With a temporary work visa, employer sponsorship is required. The employer files the petition on behalf of the worker, acting as a type of sponsor.
Additionally, the employer has to ensure certain conditions are met. For example, they have to demonstrate that bringing in the worker won’t displace a U.S. worker. This usually involves showing that the needed skills aren’t widely available in their area, making the need for outside talent clearer, though there can be other approaches, as well.
Along the way, different kinds of documentation are often necessary. This includes identity verification documents, proof of applicable skills, and similar types of information.
If approved, the temporary worker is allowed to enter or remain in the country lawfully for the stated time period. However, they will need to continue to meet the conditions of the visa, which usually means remaining employed at that company or in that field.

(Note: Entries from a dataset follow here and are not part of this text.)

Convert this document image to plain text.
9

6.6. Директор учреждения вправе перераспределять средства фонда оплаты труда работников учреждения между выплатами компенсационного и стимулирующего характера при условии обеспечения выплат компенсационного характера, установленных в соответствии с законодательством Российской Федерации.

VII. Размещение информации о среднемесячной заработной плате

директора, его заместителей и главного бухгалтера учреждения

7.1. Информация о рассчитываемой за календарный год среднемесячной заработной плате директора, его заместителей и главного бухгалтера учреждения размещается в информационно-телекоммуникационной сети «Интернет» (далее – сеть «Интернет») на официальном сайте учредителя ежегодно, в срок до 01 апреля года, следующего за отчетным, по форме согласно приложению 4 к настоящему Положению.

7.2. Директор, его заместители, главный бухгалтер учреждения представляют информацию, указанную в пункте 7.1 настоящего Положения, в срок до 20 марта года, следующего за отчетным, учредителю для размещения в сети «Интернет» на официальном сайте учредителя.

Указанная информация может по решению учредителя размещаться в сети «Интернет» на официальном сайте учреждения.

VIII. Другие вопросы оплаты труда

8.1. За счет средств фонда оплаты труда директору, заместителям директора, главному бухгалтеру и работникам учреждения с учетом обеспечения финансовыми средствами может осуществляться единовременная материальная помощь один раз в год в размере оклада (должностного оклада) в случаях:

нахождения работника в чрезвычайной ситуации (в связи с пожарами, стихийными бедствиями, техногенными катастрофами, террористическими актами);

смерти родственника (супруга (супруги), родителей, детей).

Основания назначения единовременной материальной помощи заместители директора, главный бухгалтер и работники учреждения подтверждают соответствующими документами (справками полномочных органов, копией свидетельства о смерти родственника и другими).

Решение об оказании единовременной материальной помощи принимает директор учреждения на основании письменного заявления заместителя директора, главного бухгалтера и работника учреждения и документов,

Once the approved amount of time passes, your employer may be able to request an extension on your behalf. However, employers aren’t required to request an extension. Additionally, even if they do, there is no guarantee it will be approved.
Permanent Employment-Based Visas
Immigrant employment-based visas allow a person to seek permanent residence in the U.S. on the basis of employability. Usually, the visa is based on being employed in a specific field or job category.
However, while the visa isn’t necessarily limited to working with a single employer, the person usually needs a job offer and a labor certification to be eligible for the program. Additionally, that employer will need to file a Form I-140: Immigrant Petition for Alien Worker on behalf of the worker to initiate the process.
In most cases, individuals who have skill sets that are in limited supply in the United States are most likely to qualify for either approach. However, there are a limited number of slots in each of the main permanent employment-based visa categories.
Each of the categories covers a specific level of capability. Additionally, they typically have subgroups that further define the worker’s abilities.
E1 – Priority Worker and Person of Extraordinary Ability
The E1 category mainly includes individuals with extraordinary abilities in key fields, including science, education, business, arts, and athletics. Extraordinary researchers and professors, as well as managers or executives with multinational experience, can also qualify.
E2 – Professionals Holding Advanced Degrees and Persons of Exceptional Ability
For the E2 category, individuals with degrees above the baccalaureate level and five years of relevant experience, as well as those with exceptional skills in science, business, or art may qualify.
At times, those who wish to immigrate in the E2 category may be able to apply for an exemption to expedite entry. With a National Interest Waiver, a job offer and labor certification might be unnecessary, and the person can then submit a Form I-140 as a self-petitioner.
E3 – Skilled Workers, Professionals, and Unskilled Workers
The E3 category includes workers in positions that typically require a minimum of two years of relevant training or experience, Bachelor’s degree holders, and workers who can fill jobs that require fewer than two years of training or experience, suggesting the position isn’t seasonal or temporary.
E4 – Certain Special Immigrants
In the E4 category, the person usually has to be a beneficiary of an approved Form I-360: Petition for Amerasian, Widow(er), or Special Immigrant. Specific broadcasters, ministers, medical graduates, religious workers, and more can fall into this group.
Additionally, certain current or former U.S. Government employees who worked abroad qualify and may be exempt from the Form I-360 requirement. This can include a wide range of professionals, as well as some family members of qualifying individuals.
E5 – Immigrant Investors
The E5 group includes foreign investors who are undertaking new commercial developments that lead to job creation.
Family Members of Employment-Based Immigration Visa Holder
If a person is approved for an employment-based immigrant visa, specific family members may also apply for entry. Spouses may apply with the original petitioner, as well as unmarried children who are under the age of 21.
Beyond that, family members are not eligible to apply with the original person at the time this visa is issued.